A popular strategy to combat the multiple symptoms in acute viral URTI has been to combine active ingredients. Such a strategy is entirely logical when symptoms require different therapeutic approaches. Thus, the addition of paracetamol to an antitussive to deal both with the cough and headache or myalgia makes therapeutic sense. Similarly, the use of a sedating antihistamine for a nocturnal preparation in combination with the antitussive may well give additional benefit and symptom relief. Some combinations on the market are, however, illogical and based on a poor understanding of the pathophysiology. It is becoming increasingly recognised that there is little evidence to support expectorant activity and, indeed, some agents classified as expectorants have been reported to have anti-inflammatory,66 antioxidant67 or antitussive activity in challenge studies.68 Similarly, expectorants, although widely prescribed in combination treatments, may actually work by decreasing the cough reflex hypersensitivity and thus relieving the sensation of mucus hypersecretion. Perhaps the most interesting studies to provide insight into the mode of action of ambroxol are recent investigations into its ability to block voltage-gated sodium channels located on sensory nerves.69 Such an activity is likely to underlie the clinically important local anaesthetic properties which support the use of ambroxol in its indication for sore throat. Sodium channel blockade may also explain some of the other activities of this class of agents through the blockade of neurogenic inflammation.

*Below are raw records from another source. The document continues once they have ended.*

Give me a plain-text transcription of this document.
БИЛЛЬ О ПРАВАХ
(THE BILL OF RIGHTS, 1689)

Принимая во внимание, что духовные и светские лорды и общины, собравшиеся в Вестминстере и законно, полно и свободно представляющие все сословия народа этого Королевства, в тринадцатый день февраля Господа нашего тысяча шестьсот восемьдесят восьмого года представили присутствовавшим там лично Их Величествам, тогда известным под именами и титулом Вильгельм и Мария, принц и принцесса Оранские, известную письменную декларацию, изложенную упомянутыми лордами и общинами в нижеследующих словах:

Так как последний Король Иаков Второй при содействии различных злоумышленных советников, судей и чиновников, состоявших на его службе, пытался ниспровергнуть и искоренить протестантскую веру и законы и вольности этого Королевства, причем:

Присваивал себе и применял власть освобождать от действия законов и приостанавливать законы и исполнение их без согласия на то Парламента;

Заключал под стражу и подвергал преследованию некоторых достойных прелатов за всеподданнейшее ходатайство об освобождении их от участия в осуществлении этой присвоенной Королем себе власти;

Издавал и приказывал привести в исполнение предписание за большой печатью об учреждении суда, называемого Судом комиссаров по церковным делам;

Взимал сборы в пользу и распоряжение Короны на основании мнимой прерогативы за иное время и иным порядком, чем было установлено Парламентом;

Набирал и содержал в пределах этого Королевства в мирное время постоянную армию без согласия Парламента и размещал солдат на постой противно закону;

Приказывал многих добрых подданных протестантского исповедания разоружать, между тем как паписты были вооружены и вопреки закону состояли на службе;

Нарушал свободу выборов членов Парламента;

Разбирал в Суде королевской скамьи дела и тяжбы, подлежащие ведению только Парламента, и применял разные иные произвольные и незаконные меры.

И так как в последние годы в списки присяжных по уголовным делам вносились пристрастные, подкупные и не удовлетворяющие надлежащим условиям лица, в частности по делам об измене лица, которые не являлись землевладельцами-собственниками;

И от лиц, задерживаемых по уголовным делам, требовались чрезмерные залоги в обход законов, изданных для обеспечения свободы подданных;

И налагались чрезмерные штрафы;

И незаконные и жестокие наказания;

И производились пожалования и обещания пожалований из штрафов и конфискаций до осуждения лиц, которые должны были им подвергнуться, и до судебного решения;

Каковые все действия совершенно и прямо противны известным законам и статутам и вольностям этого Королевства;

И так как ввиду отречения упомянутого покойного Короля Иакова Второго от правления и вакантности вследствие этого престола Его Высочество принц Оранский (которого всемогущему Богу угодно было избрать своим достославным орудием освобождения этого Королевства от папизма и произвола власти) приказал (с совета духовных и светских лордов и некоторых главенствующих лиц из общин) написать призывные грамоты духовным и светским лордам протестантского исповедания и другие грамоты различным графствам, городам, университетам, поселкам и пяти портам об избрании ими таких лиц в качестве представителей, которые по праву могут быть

Perhaps the most important consideration when using combination products is the possibility of a drug interaction, and therefore well-conducted safety and efficacy studies are required. Only studies of adequate power should be considered. As an example, Mizoguchi et al70 studied 432 participants in a placebo-controlled study of a syrup containing 15 mg dextromethorphan hydrobromide, 7.5 mg doxylamine succinate, 600 mg paracetamol and 8 mg ephedrine sulfate. The primary end point (composite of nasal congestion/runny nose/cough/pain relief scores 3 hours postdosing) showed a highly significant beneficial effect in the group given active treatment (p=0.0002). Each individual symptom score also showed statistically significant improvement 3 hours postdosing (p≤0.017). The next morning active treatment continued to show clinically and statistically significant benefits (p≤0.003). Evidence of benefit with the test syrup was also seen in the higher score for overall night-time relief (p<0.0001) and greater satisfaction on sleep (p=0.002). Adverse events were reported at half the frequency in the active treatment group compared with the placebo and there were no reported events >1% in the population. We suggest that only by the use of large well-controlled and well-designed studies such as this can combination products be recommended with any surety.

Recommended treatment strategy

• URTIs are benign and self-limiting, and therefore patients with milder symptoms can be safely reassured.

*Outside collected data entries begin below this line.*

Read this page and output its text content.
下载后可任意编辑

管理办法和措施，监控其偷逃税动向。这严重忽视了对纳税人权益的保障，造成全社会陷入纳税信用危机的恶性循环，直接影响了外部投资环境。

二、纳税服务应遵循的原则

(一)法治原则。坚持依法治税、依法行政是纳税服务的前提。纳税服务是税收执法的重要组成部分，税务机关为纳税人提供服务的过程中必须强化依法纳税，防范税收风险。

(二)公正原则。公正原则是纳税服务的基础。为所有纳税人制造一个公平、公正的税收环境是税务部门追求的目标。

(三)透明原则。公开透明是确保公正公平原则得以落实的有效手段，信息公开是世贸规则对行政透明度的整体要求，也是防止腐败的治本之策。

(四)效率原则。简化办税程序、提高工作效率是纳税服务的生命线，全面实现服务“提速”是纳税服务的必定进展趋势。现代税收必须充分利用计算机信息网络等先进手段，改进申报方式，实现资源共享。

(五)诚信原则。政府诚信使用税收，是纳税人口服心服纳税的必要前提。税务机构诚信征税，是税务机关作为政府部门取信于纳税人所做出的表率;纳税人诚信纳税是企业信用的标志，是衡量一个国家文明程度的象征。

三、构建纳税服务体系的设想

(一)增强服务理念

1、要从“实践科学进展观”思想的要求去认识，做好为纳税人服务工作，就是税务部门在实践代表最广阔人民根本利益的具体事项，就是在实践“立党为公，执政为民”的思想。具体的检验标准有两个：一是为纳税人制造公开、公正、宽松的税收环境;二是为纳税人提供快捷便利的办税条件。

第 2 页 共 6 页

• The demulcent effect of a simple linctus/syrup such as a home remedy of honey and lemon may bring a significant reduction in the cough, albeit of a relatively short duration. This strategy should be the first choice, particularly in children.

• In isolated dry or minimally productive cough, dextromethorphan 30–60 mg per day has the best evidence base.

• When other symptoms are also present, a combination product containing adequate amounts of dextromethorphan should be considered.

• A cough persisting longer than 2 weeks requires additional diagnostic evaluation.